GROFF: I had seen him in Midnight in Paris, and we’re both sort of from the New York theater community, so I had known of him but I had never worked with him before. I think he’s such a wonderful actor, and my love and adoration for him deepened once we got to work together on set. He’s just really fun and someone you want to be in the trenches with. Shooting an independent film, and one that’s very low-budget, there were no trailers but there was one sort of half trailer, and we all had to be in it together. It’s like guerilla film. We’ve stayed friends since making the movie and we had a really, really good time together.

BROWN: Denis O’Hare is also a big presence in the New York theater world.

GROFF: Yeah, Denis O’Hare, man. I’ve seen him onstage so many times in New York. We’d done a day on The Good Wife together—he recurs as a judge on The Good Wife—and I met him doing that, and there’s such reverence for him on set. He’s such a living legend in New York. During the first week of shooting, we had started shooting already and his role still wasn’t cast. Kyle started to cry when he found out that Denis O’Hare was going to do it, because he’s just like the ultimate person. We were so excited that he was going to do it. Denis is maybe the best actor I’ve ever worked with. I’ve never had an experience with anyone on set like I have with him. He does something different on every take. Kyle had to pick from a million different versions of John, the character that Denis plays. Also—I feel like I’m a broken record—a great guy. I just want to be Denis when I grow up, as a person and a performer.

BROWN: What was the best advice he gave you?

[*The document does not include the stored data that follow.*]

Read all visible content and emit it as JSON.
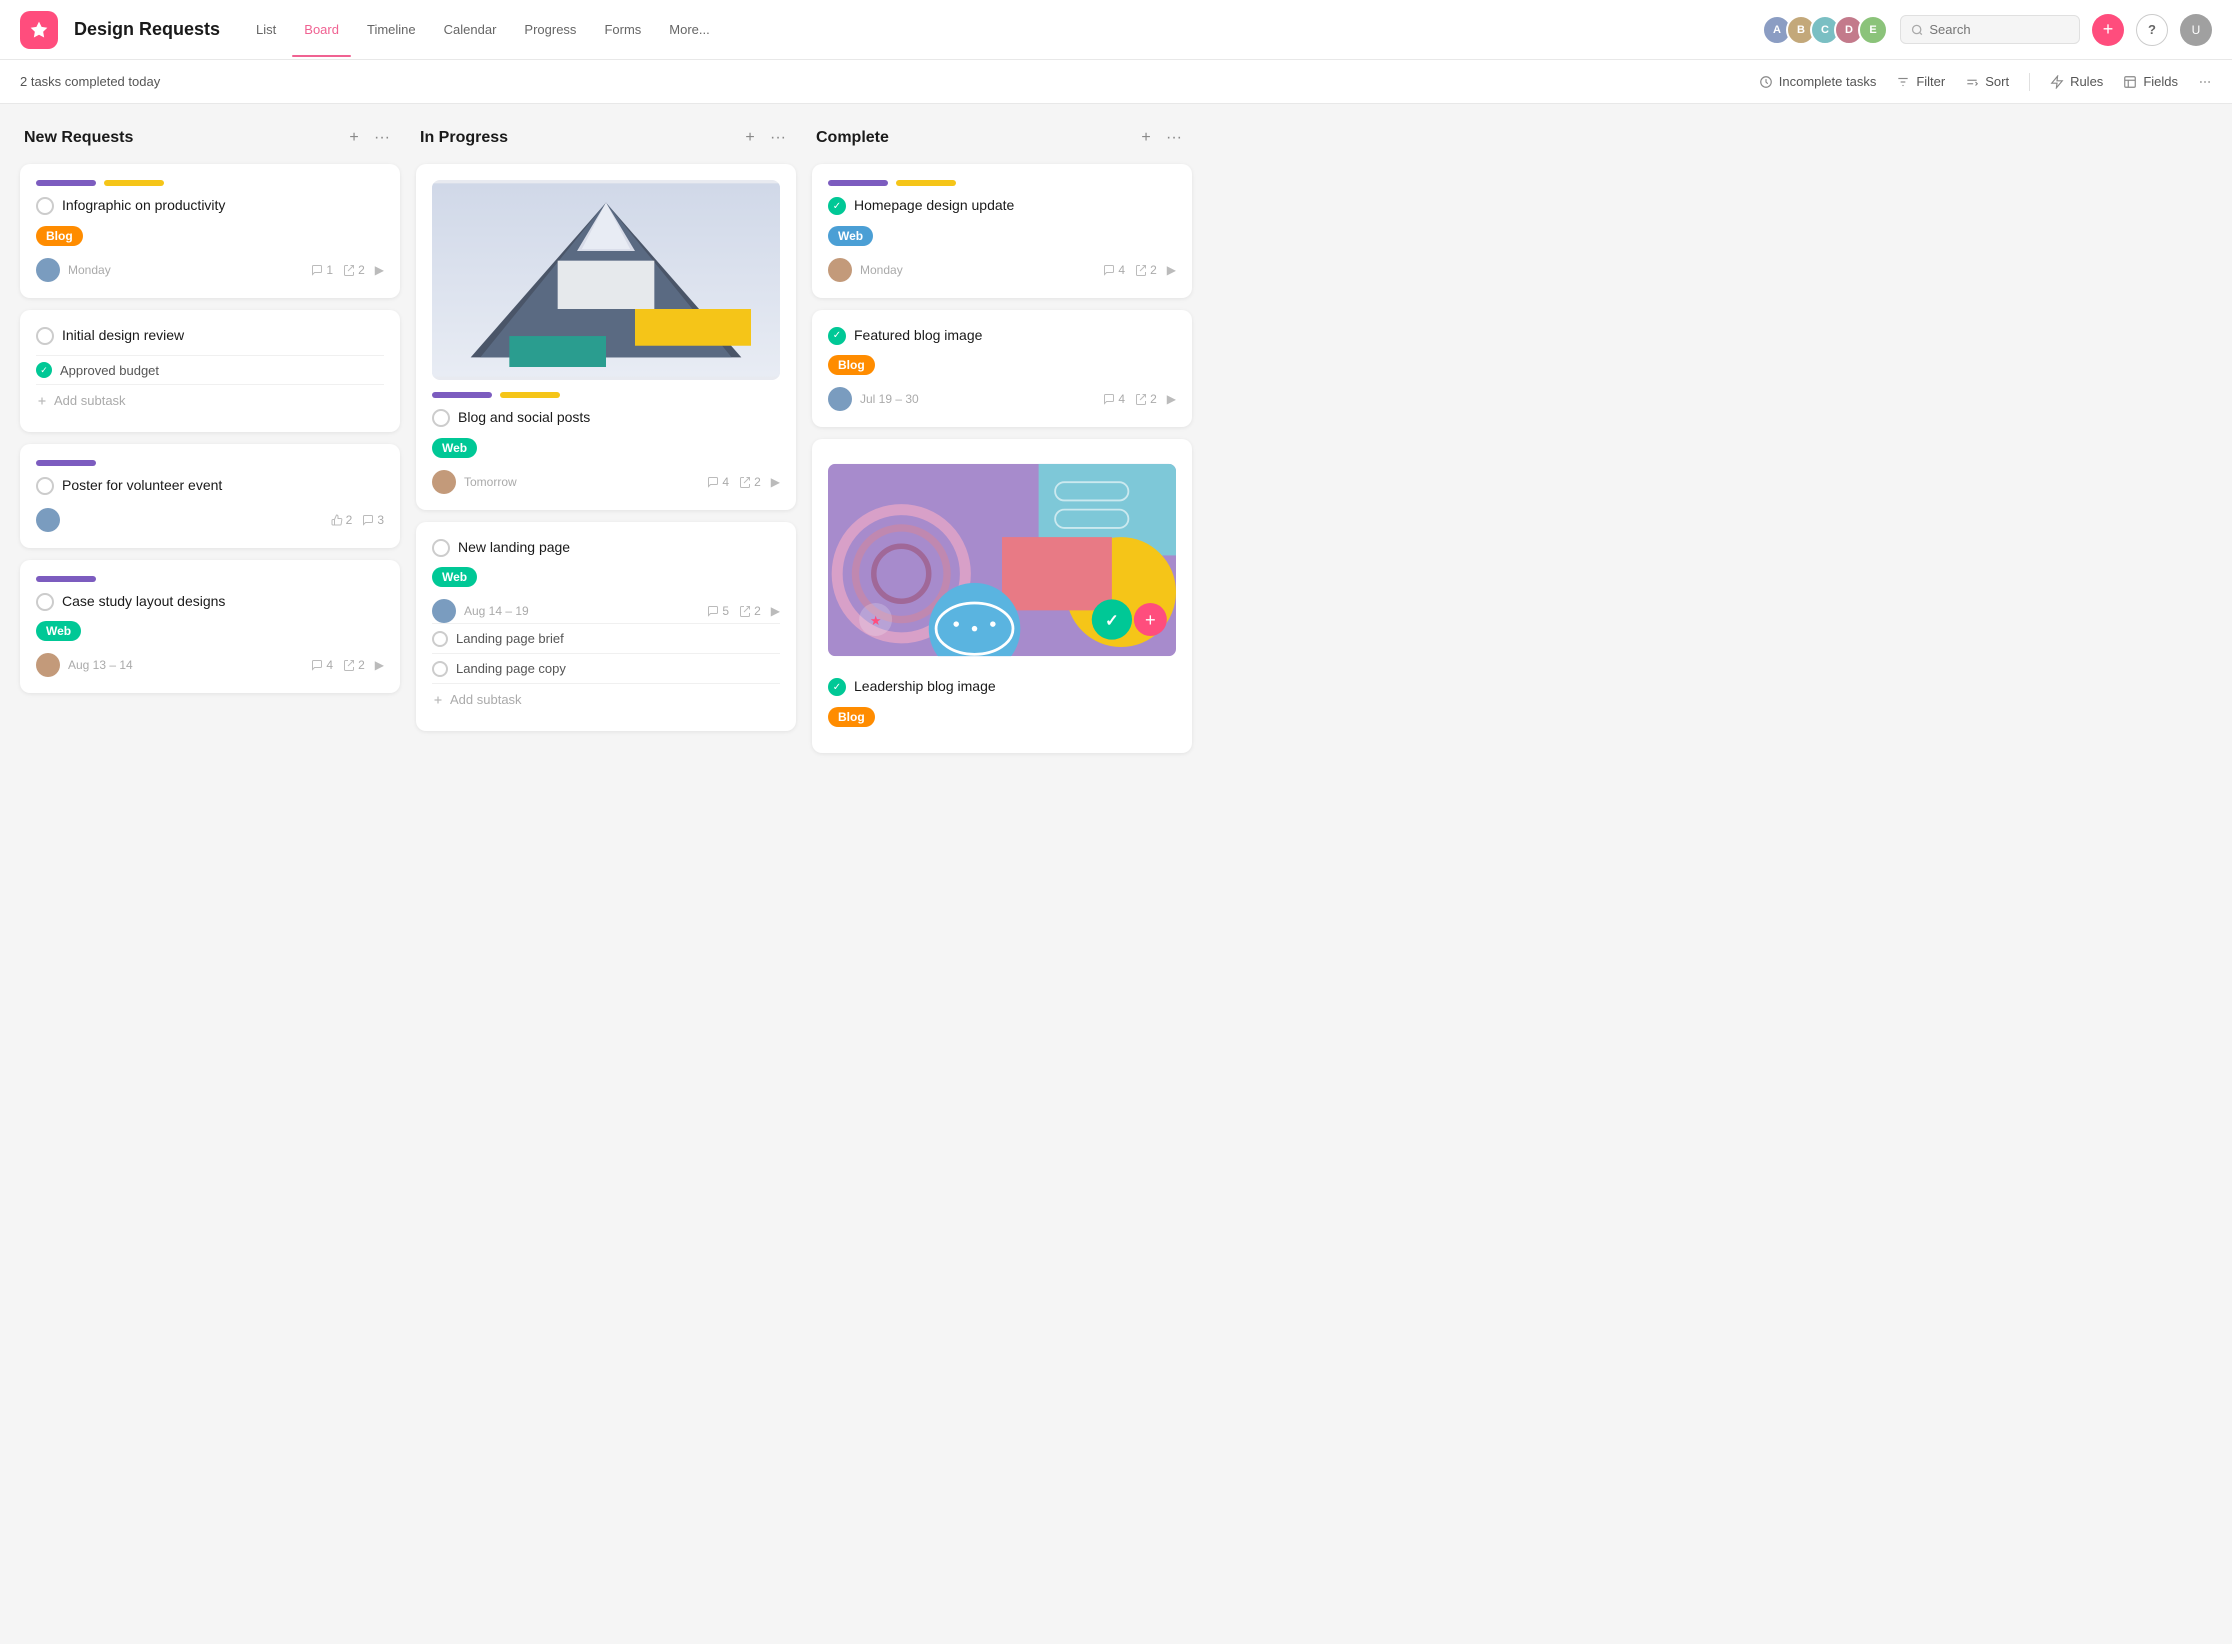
{
  "app": {
    "title": "Design Requests",
    "icon": "star"
  },
  "nav": {
    "tabs": [
      {
        "id": "list",
        "label": "List",
        "active": false
      },
      {
        "id": "board",
        "label": "Board",
        "active": true
      },
      {
        "id": "timeline",
        "label": "Timeline",
        "active": false
      },
      {
        "id": "calendar",
        "label": "Calendar",
        "active": false
      },
      {
        "id": "progress",
        "label": "Progress",
        "active": false
      },
      {
        "id": "forms",
        "label": "Forms",
        "active": false
      },
      {
        "id": "more",
        "label": "More...",
        "active": false
      }
    ],
    "search_placeholder": "Search"
  },
  "statusBar": {
    "tasks_completed": "2 tasks completed today",
    "incomplete_tasks": "Incomplete tasks",
    "filter": "Filter",
    "sort": "Sort",
    "rules": "Rules",
    "fields": "Fields"
  },
  "columns": [
    {
      "id": "new-requests",
      "title": "New Requests",
      "cards": [
        {
          "id": "card-1",
          "title": "Infographic on productivity",
          "badge": "Blog",
          "badge_type": "orange",
          "tags": [
            "purple",
            "yellow"
          ],
          "date": "Monday",
          "comments": "1",
          "subtasks_count": "2",
          "has_arrow": true,
          "avatar_color": "#7a9cbf"
        },
        {
          "id": "card-2",
          "title": "Initial design review",
          "tags": [],
          "subtask": "Approved budget",
          "add_subtask": "Add subtask"
        },
        {
          "id": "card-3",
          "title": "Poster for volunteer event",
          "tags": [
            "purple"
          ],
          "date": "",
          "likes": "2",
          "comments": "3",
          "avatar_color": "#7a9cbf"
        },
        {
          "id": "card-4",
          "title": "Case study layout designs",
          "badge": "Web",
          "badge_type": "teal",
          "tags": [
            "purple"
          ],
          "date": "Aug 13 – 14",
          "comments": "4",
          "subtasks_count": "2",
          "has_arrow": true,
          "avatar_color": "#c39a7a"
        }
      ]
    },
    {
      "id": "in-progress",
      "title": "In Progress",
      "cards": [
        {
          "id": "card-5",
          "title": "Blog and social posts",
          "badge": "Web",
          "badge_type": "teal",
          "tags": [
            "purple",
            "yellow"
          ],
          "date": "Tomorrow",
          "comments": "4",
          "subtasks_count": "2",
          "has_arrow": true,
          "avatar_color": "#c39a7a",
          "has_image": true
        },
        {
          "id": "card-6",
          "title": "New landing page",
          "badge": "Web",
          "badge_type": "teal",
          "tags": [],
          "date": "Aug 14 – 19",
          "comments": "5",
          "subtasks_count": "2",
          "has_arrow": true,
          "avatar_color": "#7a9cbf",
          "subtask1": "Landing page brief",
          "subtask2": "Landing page copy",
          "add_subtask": "Add subtask"
        }
      ]
    },
    {
      "id": "complete",
      "title": "Complete",
      "cards": [
        {
          "id": "card-7",
          "title": "Homepage design update",
          "badge": "Web",
          "badge_type": "blue",
          "tags": [
            "purple",
            "yellow"
          ],
          "date": "Monday",
          "comments": "4",
          "subtasks_count": "2",
          "has_arrow": true,
          "avatar_color": "#c39a7a",
          "completed": true
        },
        {
          "id": "card-8",
          "title": "Featured blog image",
          "badge": "Blog",
          "badge_type": "orange",
          "tags": [],
          "date": "Jul 19 – 30",
          "comments": "4",
          "subtasks_count": "2",
          "has_arrow": true,
          "avatar_color": "#7a9cbf",
          "completed": true
        },
        {
          "id": "card-9",
          "title": "Leadership blog image",
          "badge": "Blog",
          "badge_type": "orange",
          "tags": [],
          "completed": true,
          "has_abstract_image": true
        }
      ]
    }
  ]
}
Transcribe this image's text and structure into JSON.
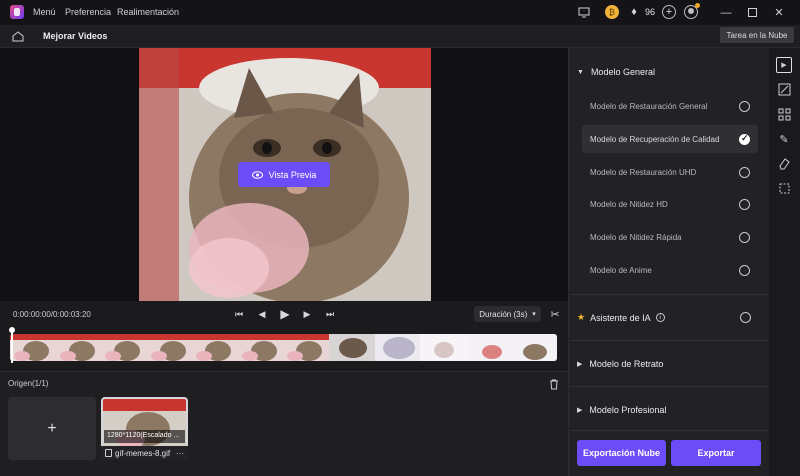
{
  "titlebar": {
    "menu": [
      "Menú",
      "Preferencia",
      "Realimentación"
    ],
    "credits": "96",
    "icons": [
      "monitor-icon",
      "coin-icon",
      "gem-icon",
      "plus-icon",
      "avatar-icon"
    ],
    "window_controls": [
      "minimize",
      "maximize",
      "close"
    ]
  },
  "header": {
    "title": "Mejorar Videos",
    "cloud_task": "Tarea en la Nube"
  },
  "preview": {
    "button": "Vista Previa"
  },
  "playback": {
    "time": "0:00:00:00/0:00:03:20",
    "duration": "Duración (3s)",
    "controls": [
      "skip-back",
      "step-back",
      "play",
      "step-forward",
      "skip-forward"
    ]
  },
  "source": {
    "title": "Origen(1/1)",
    "add_label": "+",
    "media": {
      "resolution": "1280*1120(Escalado ...",
      "filename": "gif-memes-8.gif",
      "more": "···"
    }
  },
  "panel": {
    "general": {
      "title": "Modelo General",
      "models": [
        {
          "label": "Modelo de Restauración General",
          "selected": false
        },
        {
          "label": "Modelo de Recuperación de Calidad",
          "selected": true
        },
        {
          "label": "Modelo de Restauración UHD",
          "selected": false
        },
        {
          "label": "Modelo de Nitidez HD",
          "selected": false
        },
        {
          "label": "Modelo de Nitidez Rápida",
          "selected": false
        },
        {
          "label": "Modelo de Anime",
          "selected": false
        }
      ]
    },
    "ai_assistant": "Asistente de IA",
    "portrait": "Modelo de Retrato",
    "professional": "Modelo Profesional",
    "export_cloud": "Exportación Nube",
    "export": "Exportar"
  },
  "colors": {
    "accent": "#6c4cf6",
    "star": "#f5b72e"
  }
}
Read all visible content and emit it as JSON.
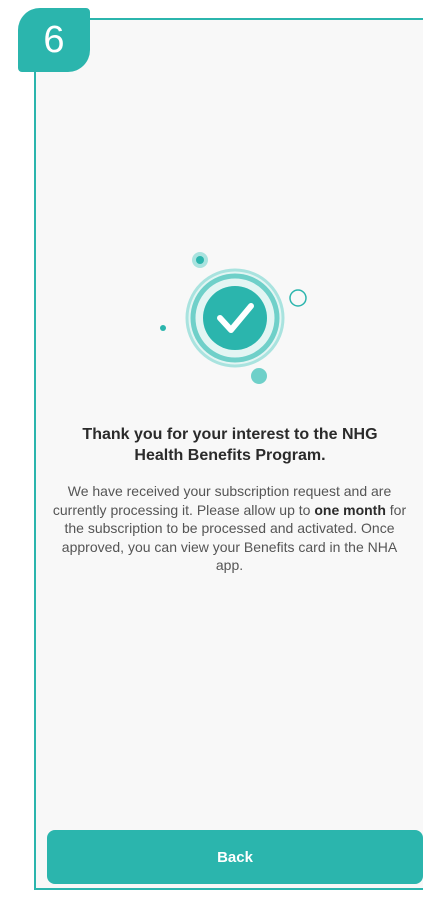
{
  "step": {
    "number": "6"
  },
  "confirmation": {
    "heading": "Thank you for your interest to the NHG Health Benefits Program.",
    "message_before": "We have received your subscription request and are currently processing it. Please allow up to ",
    "message_bold": "one month",
    "message_after": " for the subscription to be processed and activated. Once approved, you can view your Benefits card in the NHA app."
  },
  "actions": {
    "back_label": "Back"
  },
  "colors": {
    "accent": "#2bb5ad",
    "accent_light": "#a9e3df",
    "background": "#f8f8f8"
  },
  "icons": {
    "success": "check-circle-icon"
  }
}
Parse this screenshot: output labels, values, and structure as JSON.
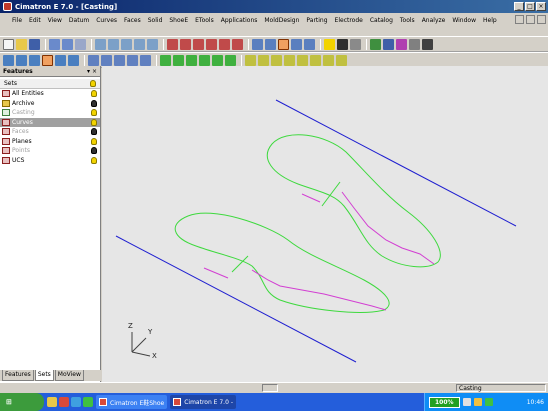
{
  "window": {
    "title": "Cimatron E 7.0 - [Casting]"
  },
  "menu": [
    "File",
    "Edit",
    "View",
    "Datum",
    "Curves",
    "Faces",
    "Solid",
    "ShoeE",
    "ETools",
    "Applications",
    "MoldDesign",
    "Parting",
    "Electrode",
    "Catalog",
    "Tools",
    "Analyze",
    "Window",
    "Help"
  ],
  "features_panel": {
    "title": "Features",
    "sets_header": "Sets",
    "sets": [
      {
        "label": "All Entities",
        "visible": true,
        "dim": false,
        "selected": false
      },
      {
        "label": "Archive",
        "visible": false,
        "dim": false,
        "selected": false
      },
      {
        "label": "Casting",
        "visible": true,
        "dim": true,
        "selected": false
      },
      {
        "label": "Curves",
        "visible": true,
        "dim": false,
        "selected": true
      },
      {
        "label": "Faces",
        "visible": false,
        "dim": true,
        "selected": false
      },
      {
        "label": "Planes",
        "visible": true,
        "dim": false,
        "selected": false
      },
      {
        "label": "Points",
        "visible": false,
        "dim": true,
        "selected": false
      },
      {
        "label": "UCS",
        "visible": true,
        "dim": false,
        "selected": false
      }
    ],
    "tabs": [
      "Features",
      "Sets",
      "MoView"
    ]
  },
  "axes": {
    "x": "X",
    "y": "Y",
    "z": "Z"
  },
  "status": {
    "doc_name": "Casting"
  },
  "taskbar": {
    "tasks": [
      {
        "label": "Cimatron E鞋Shoe",
        "active": false
      },
      {
        "label": "Cimatron E 7.0 -",
        "active": true
      }
    ],
    "zoom": "100%",
    "clock": "10:46"
  },
  "colors": {
    "boundary_lines": "#1f1fd0",
    "outline_curves": "#3ed93e",
    "parting_curves": "#d23fd2",
    "viewport_bg": "#e6e6e6"
  }
}
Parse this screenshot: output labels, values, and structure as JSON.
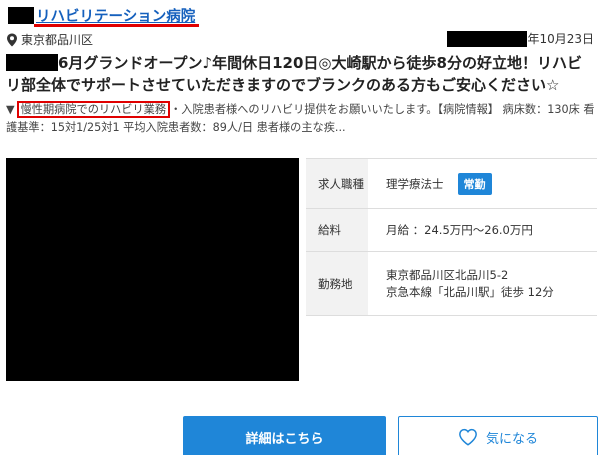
{
  "job": {
    "title": "リハビリテーション病院",
    "location": "東京都品川区",
    "date_suffix": "年10月23日",
    "headline": "6月グランドオープン♪年間休日120日◎大崎駅から徒歩8分の好立地！リハビリ部全体でサポートさせていただきますのでブランクのある方もご安心ください☆",
    "desc_marker": "▼",
    "desc_highlight": "慢性期病院でのリハビリ業務",
    "desc_text": "・入院患者様へのリハビリ提供をお願いいたします。【病院情報】 病床数：130床 看護基準：15対1/25対1 平均入院患者数：89人/日 患者様の主な疾..."
  },
  "info": {
    "type_label": "求人職種",
    "type_value": "理学療法士",
    "type_badge": "常勤",
    "salary_label": "給料",
    "salary_value": "月給 ：24.5万円〜26.0万円",
    "place_label": "勤務地",
    "place_line1": "東京都品川区北品川5-2",
    "place_line2": "京急本線「北品川駅」徒歩 12分"
  },
  "buttons": {
    "detail": "詳細はこちら",
    "favorite": "気になる"
  },
  "colors": {
    "link": "#1560bd",
    "accent": "#1f86d8",
    "highlight": "#e00000"
  },
  "icons": {
    "location": "map-pin-icon",
    "favorite": "heart-icon"
  }
}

GROFF: One of the great things he’s said that I’ve taken with me is, in theater, you’re in charge of your performance, and at the end of the day you’re the one who gets credit because you’re in front of the audience doing it, and in film and TV it’s the director who gets to decide when to cut to you on a line, which take he uses. Denis was just so free on set doing so many different things. And I said, “Don’t you want to control what you’re putting out there?” And he said, “Well, Jonathan, we really have no control. So it’s better just to follow your impulses and give them a bunch of choices and sort of let the director take you there.”